The Lesson of the Slim White Disc

The Lesson of the Slim White Disc August 22, 2018

The richest, must cultured, most powerful people– the Romans who conquered the world– they crucified God. But the holiest people in the world, the people living in the world but following the Lord as perfectly as they could, the people who observed every precept of the Law– they did it to Him too. The very best people in the eyes of the world and the very best people in the eyes of the Faithful joined forces to do this to Him, and He permitted it to happen.

Why did He permit it to happen?

It would have been more satisfying if He hadn’t.

What a fun, exciting story if, when the very best people in the eyes of the Faithful taunted Him, he actually did come down from His cross and conquered them. But He didn’t. How delightful if the earth opened up and swallowed those outwardly pious people as it swallowed Korah, Dathan and Abiram. But it didn’t. Christ died on the cross, in agony, alone. The earth received His body and His soul descended into hell.

The Incarnation is far more terrible than that. The Incarnation was God’s most direct way of telling us who He is, and in every way He chose to appear as the victim. In every way, He sided not with the best people in the eyes of the World or the Faithful, but with their victims– and not only did he side with them, but He became one of them. That was the cross He chose to carry, to be nailed to and to die on: not that of the Very Best People, but the cross that the Very Best People place on others. His crown was the crown of humiliation and abuse. His throne was on Golgatha, the place where the Very Best People, the praiseworthy, the centers of attention, commit their legal murders. Because of this, the Father greatly exalted Him, and bestowed on Him the Name that is above every Name. By this sign are the proud cast down in the imagination of their hearts. By this sign are the humble lifted up. God is the victim of the Very Best People.

This is a lesson I learned from the Eucharist. I suppose that in every generation, nine times out of ten, the people who look the best of all turn out to be the ones who break the Lord into bits. If you can find the tenth person, that person is a saint, but never put your trust in the people who look like saints. Trust in the Lord. Keep the commandments of the Lord faithfully, even if the people around you who seemed to keep them most faithfully turn out to be frauds. The Very Best People have always been frauds, but the commandments are real.

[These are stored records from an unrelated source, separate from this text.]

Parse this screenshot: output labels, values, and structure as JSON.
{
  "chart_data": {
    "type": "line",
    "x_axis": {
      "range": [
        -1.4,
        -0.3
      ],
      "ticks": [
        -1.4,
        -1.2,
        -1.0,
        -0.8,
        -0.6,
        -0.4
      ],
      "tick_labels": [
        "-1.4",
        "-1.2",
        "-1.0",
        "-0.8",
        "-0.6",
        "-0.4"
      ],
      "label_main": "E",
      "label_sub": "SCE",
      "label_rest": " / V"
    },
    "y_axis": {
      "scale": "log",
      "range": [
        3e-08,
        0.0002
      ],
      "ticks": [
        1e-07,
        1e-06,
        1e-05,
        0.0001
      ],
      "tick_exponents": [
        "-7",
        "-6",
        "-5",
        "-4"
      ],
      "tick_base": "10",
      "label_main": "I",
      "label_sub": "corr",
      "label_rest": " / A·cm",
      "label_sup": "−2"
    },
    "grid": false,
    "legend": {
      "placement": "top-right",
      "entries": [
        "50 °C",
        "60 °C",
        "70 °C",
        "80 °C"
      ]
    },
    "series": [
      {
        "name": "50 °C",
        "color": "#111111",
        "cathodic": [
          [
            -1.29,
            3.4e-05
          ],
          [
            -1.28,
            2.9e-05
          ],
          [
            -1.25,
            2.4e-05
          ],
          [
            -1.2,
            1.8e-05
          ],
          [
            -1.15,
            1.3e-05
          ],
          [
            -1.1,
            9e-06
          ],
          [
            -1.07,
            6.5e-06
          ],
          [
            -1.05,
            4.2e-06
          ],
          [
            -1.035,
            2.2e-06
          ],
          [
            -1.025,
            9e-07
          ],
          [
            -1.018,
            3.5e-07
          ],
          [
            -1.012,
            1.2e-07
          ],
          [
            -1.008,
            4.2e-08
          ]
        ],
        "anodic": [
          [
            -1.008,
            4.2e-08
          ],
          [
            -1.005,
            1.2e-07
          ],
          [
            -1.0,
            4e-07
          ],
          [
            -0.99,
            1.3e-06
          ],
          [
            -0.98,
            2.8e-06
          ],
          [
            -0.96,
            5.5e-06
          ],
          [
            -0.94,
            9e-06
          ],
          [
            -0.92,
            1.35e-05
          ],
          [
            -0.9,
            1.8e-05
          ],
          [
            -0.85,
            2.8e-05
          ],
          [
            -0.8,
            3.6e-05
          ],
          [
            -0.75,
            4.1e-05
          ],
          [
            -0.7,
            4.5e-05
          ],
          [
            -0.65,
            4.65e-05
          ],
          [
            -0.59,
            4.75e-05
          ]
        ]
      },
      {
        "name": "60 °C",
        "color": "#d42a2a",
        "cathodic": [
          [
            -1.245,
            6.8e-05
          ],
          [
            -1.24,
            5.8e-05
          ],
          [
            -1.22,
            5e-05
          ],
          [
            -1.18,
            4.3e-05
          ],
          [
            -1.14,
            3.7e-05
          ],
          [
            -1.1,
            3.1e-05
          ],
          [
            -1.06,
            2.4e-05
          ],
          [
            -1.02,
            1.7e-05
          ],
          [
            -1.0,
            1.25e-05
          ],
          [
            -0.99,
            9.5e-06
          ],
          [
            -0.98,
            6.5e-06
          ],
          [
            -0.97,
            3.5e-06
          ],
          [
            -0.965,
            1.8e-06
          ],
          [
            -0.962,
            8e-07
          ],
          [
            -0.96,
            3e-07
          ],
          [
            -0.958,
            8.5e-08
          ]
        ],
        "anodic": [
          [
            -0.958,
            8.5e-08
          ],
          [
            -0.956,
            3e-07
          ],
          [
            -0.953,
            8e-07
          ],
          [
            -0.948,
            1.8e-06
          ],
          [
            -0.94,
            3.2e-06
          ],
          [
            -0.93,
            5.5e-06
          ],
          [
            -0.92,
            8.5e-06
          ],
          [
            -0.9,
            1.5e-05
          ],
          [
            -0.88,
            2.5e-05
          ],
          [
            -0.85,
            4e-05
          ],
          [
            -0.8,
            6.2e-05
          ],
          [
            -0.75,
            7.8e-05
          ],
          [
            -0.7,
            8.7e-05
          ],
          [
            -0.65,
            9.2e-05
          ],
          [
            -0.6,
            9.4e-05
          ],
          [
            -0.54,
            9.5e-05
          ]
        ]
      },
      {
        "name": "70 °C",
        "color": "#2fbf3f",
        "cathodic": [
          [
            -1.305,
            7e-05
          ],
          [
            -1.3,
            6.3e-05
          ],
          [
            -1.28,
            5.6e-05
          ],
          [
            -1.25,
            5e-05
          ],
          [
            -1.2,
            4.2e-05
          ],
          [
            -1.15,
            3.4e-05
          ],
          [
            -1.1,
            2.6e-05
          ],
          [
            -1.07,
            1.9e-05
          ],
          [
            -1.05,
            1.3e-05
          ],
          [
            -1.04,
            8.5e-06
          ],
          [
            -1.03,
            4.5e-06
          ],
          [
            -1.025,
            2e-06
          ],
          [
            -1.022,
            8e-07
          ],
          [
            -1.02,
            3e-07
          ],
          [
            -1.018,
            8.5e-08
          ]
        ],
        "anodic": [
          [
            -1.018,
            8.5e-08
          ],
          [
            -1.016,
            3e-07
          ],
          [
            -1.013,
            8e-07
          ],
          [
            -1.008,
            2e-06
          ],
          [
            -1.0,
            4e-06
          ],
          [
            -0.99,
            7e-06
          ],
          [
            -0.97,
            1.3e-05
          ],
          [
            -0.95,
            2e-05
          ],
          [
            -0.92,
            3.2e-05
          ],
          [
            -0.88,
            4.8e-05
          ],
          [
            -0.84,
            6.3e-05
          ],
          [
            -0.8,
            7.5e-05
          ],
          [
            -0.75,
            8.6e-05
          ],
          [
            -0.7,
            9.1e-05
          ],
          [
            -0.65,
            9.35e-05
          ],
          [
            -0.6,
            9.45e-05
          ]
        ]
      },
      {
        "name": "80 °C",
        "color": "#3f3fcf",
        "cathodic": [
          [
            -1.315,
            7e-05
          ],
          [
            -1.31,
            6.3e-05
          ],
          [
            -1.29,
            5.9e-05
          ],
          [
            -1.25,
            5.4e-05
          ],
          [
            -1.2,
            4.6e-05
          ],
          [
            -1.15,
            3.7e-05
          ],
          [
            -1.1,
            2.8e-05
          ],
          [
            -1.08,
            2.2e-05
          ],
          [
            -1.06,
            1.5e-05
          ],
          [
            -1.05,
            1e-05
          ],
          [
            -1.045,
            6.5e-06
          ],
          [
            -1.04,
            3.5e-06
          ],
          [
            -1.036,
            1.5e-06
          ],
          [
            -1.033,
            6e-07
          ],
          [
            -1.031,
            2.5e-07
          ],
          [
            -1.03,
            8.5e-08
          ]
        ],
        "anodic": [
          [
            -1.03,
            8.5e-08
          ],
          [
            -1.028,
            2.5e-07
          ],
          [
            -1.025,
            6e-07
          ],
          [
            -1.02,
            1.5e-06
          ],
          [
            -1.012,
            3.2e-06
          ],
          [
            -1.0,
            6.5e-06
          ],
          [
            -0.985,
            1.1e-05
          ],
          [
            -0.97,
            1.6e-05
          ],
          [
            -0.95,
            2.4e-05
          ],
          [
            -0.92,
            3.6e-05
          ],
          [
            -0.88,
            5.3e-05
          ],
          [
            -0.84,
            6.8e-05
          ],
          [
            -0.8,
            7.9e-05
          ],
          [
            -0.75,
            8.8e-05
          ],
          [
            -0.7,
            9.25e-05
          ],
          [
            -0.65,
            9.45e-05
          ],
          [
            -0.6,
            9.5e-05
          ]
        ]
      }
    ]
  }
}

Not everyone who says “Lord, Lord,” shall enter into the Kingdom of Heaven, but the Lord is real. He is a disc the size of a silver dollar. He is a white line nearly invisible between panels of colored glass. He is a zygote in the body of a woman of no importance. He is a refugee and a homeless person. He is naked, humiliated, tortured; physically, emotionally and sexually abused. He is the victim of abuse and oppression, and when you defend and comfort the oppressed you are in Eucharistic Adoration and standing witness at the foot of the Cross.

Do not separate yourself from the Eucharist, but remember what the Eucharist is: a God who became small, helpless, naked and poor, and surrendered Himself into the hands of the Very Best People. Always side with the abused, especially if their suffering has led them away from the Faith. They are icons. God Himself cried out that He was abandoned by God, when He became the victim of abuse.

I, myself, am the worst example, but this is what I decided to try to do, as I stared at the white disc that was God and couldn’t pray.